Tal vez muchas veces hemos puesto nuestra confianza en las cosas pasajeras o en nuestras propias fuerzas para darle sentido a nuestra vida, para superar aquellas esclavitudes al mal que nos oprimen. Pero, al final, hemos quedado tirados en el mismo lugar. Cuando nos presentamos ante el Señor de todo con un corazón humilde y le pedimos que nos perdone y que sea misericordioso con nosotros Él nos perdona y nos vuelve a recibir como a hijos suyos. Este momento realiza precisamente este encuentro entre Dios y nosotros; y es la manifestación del amor que Él nos ha tenido siempre, a pesar de nuestras traiciones a su amor. Dejémonos amar por Dios y dejemos que Él haga su morada definitiva en nosotros para poder, en adelante, caminar como hijos suyos.
Sin embargo este compromiso, que ha de ser vivido hasta sus últimas consecuencias, no quedará exento de múltiples tentaciones que quisieran que diésemos marcha atrás en él. No sólo nos podrán asaltar las dudas, no sólo estará al acecho el desánimo; también las personas que nos conocen, nuestros familiares y amigos querrán que dejemos este camino que, con la gracia de Dios, hemos iniciado. No faltará quien, conociendo nuestro pasado, tal vez un poco, o un demasiado oscuro, se burle de nosotros, nos critique y trate de desanimar a los demás para que no vayan al Señor por medio nuestro. Sin embargo no actuamos a nombre propio; es Cristo quien, amándonos, nos eligió y nos envió para que, en su Nombre, llevemos a cabo su obra de salvación en el mundo. Por eso debemos afianzarnos, cimentarnos fuertemente en Cristo, de tal forma que aunque las grandes aguas choquen en contra nuestra, jamás puedan derrumbar nuestra fe en el Señor. Dios nos quiere testigos suyos ante gobernadores y reyes, ante ricos y pobres, ante familiares, amigos y desconocidos, ante justos y pecadores, puesto que hasta los mismos ángeles nos contemplan. Por eso jamás demos marcha atrás en la fidelidad a la Misión que el Señor nos ha confiado, sabiendo que nuestra recompensa no es la aprobación ni el aplauso humanos, sino sólo Dios que nos ama y nos encamina hacia su Gloria eterna.

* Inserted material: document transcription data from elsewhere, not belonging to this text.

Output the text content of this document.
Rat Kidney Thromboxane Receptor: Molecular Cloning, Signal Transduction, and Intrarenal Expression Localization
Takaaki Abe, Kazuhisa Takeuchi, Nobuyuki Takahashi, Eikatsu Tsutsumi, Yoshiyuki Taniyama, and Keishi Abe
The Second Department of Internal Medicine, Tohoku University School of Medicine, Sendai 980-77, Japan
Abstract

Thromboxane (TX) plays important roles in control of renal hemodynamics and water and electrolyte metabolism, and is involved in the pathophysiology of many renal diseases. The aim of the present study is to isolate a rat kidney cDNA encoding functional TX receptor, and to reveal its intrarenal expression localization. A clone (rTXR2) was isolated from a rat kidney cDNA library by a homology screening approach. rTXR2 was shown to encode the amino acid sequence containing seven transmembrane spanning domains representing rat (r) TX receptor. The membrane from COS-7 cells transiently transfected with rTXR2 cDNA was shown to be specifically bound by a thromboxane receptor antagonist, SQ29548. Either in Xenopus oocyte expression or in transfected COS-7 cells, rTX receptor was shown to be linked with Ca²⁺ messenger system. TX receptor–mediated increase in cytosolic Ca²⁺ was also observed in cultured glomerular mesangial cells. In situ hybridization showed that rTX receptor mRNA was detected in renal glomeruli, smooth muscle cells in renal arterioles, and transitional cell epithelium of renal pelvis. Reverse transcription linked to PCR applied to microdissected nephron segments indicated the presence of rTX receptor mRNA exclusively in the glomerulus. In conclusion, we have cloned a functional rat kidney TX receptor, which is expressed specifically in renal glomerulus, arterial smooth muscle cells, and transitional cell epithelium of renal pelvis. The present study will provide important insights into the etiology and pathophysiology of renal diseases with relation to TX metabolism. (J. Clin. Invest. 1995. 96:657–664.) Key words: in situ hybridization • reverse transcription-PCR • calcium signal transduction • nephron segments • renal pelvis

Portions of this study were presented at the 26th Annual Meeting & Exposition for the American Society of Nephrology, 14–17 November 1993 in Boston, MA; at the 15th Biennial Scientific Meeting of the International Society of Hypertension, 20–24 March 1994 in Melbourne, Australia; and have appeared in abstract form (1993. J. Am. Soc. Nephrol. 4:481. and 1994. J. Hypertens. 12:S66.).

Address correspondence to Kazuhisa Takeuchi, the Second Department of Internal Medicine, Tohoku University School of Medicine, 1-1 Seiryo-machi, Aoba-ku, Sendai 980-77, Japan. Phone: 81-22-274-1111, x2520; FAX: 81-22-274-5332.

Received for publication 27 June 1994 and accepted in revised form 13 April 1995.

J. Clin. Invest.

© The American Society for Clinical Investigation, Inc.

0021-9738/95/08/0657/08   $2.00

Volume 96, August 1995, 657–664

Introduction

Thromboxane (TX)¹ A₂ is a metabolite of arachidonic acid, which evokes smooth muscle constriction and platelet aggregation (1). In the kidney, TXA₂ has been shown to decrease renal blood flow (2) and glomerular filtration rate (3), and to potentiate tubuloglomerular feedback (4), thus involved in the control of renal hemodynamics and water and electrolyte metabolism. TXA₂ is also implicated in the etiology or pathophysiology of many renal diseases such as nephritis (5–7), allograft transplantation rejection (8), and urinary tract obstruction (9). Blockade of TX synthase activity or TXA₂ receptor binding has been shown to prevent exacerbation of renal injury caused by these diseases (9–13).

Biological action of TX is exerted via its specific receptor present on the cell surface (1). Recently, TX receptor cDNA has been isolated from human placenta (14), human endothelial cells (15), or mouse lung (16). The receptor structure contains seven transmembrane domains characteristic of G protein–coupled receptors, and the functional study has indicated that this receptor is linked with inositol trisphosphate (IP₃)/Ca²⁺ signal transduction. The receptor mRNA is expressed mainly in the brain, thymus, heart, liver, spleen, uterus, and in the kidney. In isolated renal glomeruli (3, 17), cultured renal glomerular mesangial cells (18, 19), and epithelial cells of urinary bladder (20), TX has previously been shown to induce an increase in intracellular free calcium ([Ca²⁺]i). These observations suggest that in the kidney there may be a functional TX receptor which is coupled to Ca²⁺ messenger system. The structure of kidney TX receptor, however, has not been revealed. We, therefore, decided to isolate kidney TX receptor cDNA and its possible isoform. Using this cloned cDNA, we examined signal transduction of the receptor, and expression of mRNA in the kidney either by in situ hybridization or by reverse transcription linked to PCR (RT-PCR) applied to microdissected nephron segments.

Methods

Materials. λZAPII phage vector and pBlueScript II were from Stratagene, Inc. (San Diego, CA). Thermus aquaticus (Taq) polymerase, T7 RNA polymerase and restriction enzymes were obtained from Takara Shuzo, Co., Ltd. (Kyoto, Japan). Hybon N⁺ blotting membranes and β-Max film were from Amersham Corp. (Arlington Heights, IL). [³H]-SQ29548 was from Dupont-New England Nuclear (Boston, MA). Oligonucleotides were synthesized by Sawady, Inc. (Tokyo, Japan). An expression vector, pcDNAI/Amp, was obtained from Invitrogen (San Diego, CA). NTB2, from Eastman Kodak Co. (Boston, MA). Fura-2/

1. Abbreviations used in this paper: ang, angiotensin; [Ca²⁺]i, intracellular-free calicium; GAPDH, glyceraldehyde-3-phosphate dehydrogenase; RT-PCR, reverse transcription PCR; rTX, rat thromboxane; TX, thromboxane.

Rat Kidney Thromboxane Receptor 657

Roguémosle al Señor, por intercesión de la Santísima Virgen María, nuestra Madre, que nos conceda la gracia de vivirle fieles en todo aquello que nos ha confiado. Sólo así podremos algún día alegrarnos eternamente en el Señor, ahí donde ya no habrán persecuciones, ni dolor, ni muerte, sino gozo y paz en Aquel que siempre nos ha amado. Amén (www.homiliacatolica.com).